Mr Humphries: The survey was taken on a bus.
MR WHITECROSS: No, it was not. Once again, Mr Humphries, faced with contradiction of the propaganda, faced with the fact that he has been caught out and his Government has been caught out, engages in that famous propaganda technique with which we are all familiar, saying that the survey was conducted on a bus. It was not. It was conducted by telephone.
Mr Speaker, it does not matter how many amusing gestures they make over there. The fact is that they have been misrepresenting the facts about the commitment of the ACT community to ACTION buses. Fifty per cent of people said that they usually use ACTION once a week; 30 per cent said that they actually used ACTION once in the last week. Perhaps the 30 per cent is more accurate than the 50 per cent; but, either way, it is not 5 per cent.

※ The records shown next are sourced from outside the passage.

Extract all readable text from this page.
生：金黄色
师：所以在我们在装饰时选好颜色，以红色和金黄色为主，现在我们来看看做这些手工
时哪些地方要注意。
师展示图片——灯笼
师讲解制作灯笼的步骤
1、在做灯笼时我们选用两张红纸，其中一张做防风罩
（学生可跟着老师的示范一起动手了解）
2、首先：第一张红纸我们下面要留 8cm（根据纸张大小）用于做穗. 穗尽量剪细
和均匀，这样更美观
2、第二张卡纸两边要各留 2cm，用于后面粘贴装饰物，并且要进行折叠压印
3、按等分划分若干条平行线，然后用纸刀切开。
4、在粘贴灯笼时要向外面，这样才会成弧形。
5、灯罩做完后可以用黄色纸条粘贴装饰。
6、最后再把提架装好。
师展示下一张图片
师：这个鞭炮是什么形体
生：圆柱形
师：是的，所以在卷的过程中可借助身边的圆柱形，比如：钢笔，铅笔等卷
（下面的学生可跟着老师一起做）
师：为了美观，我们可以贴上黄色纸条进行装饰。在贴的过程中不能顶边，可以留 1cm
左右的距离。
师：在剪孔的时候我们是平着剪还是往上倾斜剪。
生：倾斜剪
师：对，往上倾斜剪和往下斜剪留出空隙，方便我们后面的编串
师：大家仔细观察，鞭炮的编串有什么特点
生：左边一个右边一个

If you look at people who use it every day to get to work, it is still not 5 per cent; it is still over 10 per cent.
These people simply have not been able to tell the truth about the commitment of the public to ACTION. They have been using these falsehoods in order to run down the public transport system, in order to undermine the public transport system. Until very recently, Mrs Carnell and Mr De Domenico were running around, once again using that famous propaganda technique, saying that ACTION cost $1m a week. It does not cost $1m a week. The recurrent subsidy to ACTION is only $600,000 a week and going down. Once again, they cannot tell the truth about ACTION. They have to tell the public that it costs more. They have to tell the public that nobody uses it. They have to use that well-known propaganda technique because they have an agenda of running the ACT public transport into the ground. They want to justify their agenda, which is reducing the services and hopefully, in Mr De Domenico's brave new world, bringing in their friends from the private bus companies so that they can look after some of their mates. That is what they are about.
If they were really committed to a public transport system, they would be working their butts off to figure out ways of improving the public transport system, building on the strong commitment in the community to the public transport system by building on the customer base. That is not what he is doing. The customers say that they want one thing for off-peak services. Mr De Domenico gives them another thing. This is a bad line. The appropriation Mr De Domenico and Mrs Carnell have proposed for public transport for this year will have to result in a cut in services. It cannot be achieved without a cut in services, and we have already heard the stories to indicate that the cut is coming.
MS TUCKER (11.39): This Government has repeatedly failed to assure the Assembly that public transport services will not be reduced as a result of the cuts in the budget for ACTION. This is occurring at the same time as both business and community groups are saying that more and better services are required. We have a greenhouse crisis looming. We have a growing gap between the rich and the poor. At the same time, politicians, not just here, not just in Australia, but all around the world, keep on cutting and rationalising essential community services such as public transport on the grounds that they cost money to provide. This blind acceptance of economic rationalism not only ignores long-term interests; it is also misguided in the short term.